EY's quarterly report said that 5.4% of all quoted firms issued warnings in the first three months of the year, the highest first quarter percentage since 2009.
These warnings were issued by 77 firms in the period, three more than the same period a year ago, although 16 fewer than the previous quarter.
Oil and gas producers and support services firms issued the most alerts to the City with eight profit warnings each during the period. This was followed by computer services firms with seven and general retailers on six.
Oil prices have fallen by about half to around 65 US dollars (£43) for a barrel of crude from last summer.
But the report also said profit warnings rose due to growing competitive pressure, geopolitical tensions and market volatility triggered by changing monetary policy expectations.
The report said increasing competition and pressure on prices contributed to 22% of profit warnings in the period.
The survey added that a number of firms remain under pressure even though GDP expanded by 2.8% in 2014 and looks set to match this pace in 2015.
Wages have also recently started to consistently run ahead of prices for the first time in six years.
However, Alan Hudson, EY's head of restructuring for UK & Ireland, said: "This is still a tough environment in which to plan and forecast.
"The recovery hasn't increased predictability and companies still have little room for manoeuvre when things go wrong, such as a lost contract, adverse currency movement or a price drop."
The support services sector issued four fewer profit warnings than the same period last year.

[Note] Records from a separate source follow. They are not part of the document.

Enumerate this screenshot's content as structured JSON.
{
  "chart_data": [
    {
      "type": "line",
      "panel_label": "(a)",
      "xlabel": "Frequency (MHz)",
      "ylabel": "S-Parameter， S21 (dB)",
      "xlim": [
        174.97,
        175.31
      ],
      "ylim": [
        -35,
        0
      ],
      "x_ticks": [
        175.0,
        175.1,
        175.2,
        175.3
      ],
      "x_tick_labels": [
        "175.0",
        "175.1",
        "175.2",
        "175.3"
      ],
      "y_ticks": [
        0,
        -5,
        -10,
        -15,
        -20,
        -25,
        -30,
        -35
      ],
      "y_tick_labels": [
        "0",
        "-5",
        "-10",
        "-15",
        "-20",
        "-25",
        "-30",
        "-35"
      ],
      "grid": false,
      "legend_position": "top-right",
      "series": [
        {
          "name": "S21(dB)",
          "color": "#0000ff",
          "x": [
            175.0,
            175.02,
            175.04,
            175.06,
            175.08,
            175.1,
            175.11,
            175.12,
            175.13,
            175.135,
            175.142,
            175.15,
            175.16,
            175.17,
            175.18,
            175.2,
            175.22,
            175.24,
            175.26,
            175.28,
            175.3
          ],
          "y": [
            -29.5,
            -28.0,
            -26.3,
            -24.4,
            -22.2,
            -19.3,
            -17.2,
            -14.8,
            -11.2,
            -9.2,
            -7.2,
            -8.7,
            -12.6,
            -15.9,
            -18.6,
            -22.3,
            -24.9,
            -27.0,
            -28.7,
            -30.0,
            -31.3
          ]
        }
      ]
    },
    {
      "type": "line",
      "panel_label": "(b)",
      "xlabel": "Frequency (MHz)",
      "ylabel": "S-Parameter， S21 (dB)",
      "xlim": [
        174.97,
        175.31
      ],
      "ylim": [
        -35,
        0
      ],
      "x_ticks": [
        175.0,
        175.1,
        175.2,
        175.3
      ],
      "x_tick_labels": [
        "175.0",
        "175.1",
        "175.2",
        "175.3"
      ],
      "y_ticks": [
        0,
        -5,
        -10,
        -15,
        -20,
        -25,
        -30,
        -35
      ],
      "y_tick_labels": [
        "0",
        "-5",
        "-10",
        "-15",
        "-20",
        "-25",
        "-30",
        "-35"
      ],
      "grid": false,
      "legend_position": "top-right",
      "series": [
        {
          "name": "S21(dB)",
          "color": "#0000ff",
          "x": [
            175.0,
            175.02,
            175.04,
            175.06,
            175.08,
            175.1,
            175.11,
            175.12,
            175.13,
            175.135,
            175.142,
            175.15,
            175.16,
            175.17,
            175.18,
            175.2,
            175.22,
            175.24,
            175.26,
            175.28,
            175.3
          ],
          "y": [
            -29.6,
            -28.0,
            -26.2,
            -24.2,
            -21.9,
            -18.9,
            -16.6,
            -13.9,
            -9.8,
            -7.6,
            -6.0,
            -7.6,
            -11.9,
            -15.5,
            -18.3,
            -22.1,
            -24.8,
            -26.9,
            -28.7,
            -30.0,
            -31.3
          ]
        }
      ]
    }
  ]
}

However, this comes on the back of 18 profit warnings in the final three months of 2014, a year that brought the highest number of warnings since 2009 in a sector that is particularly vulnerable to delayed or cancelled contracts.
Mr Hudson said: "Businesses need to constantly monitor and be vigilant for underperforming contracts. The implications of failure are often significant, from loss of contract to reputational damage."
The report said the retailer sector's six profits warnings in the period were the same as last year, and a long way from tougher periods when the sector reported a figure in the high-teens in the post-Christmas quarter.
It said the change for retailers reflected the improved consumer outlook and real wage increases.
Jessica Clayton, EY transaction advisory services partner and retail specialist, said: "The issue, as ever for retailers, is translating this improving consumer outlook into higher sales, whilst also protecting their margins.
"Many retailers have found themselves in a margin squeeze, caught between the need to price competitively to attract value hungry customers and the rising cost of standing out from the crowd, which is increasingly necessary to capture and maintain dwindling consumer loyalty."
The report said it expected the number of UK profit warnings to fall, but not by as much as in previous recovery cycles. It said companies still have little room for manoeuvre when things go wrong, due to geopolitical uncertainties, the timing of rate hikes in the US and volatile currencies.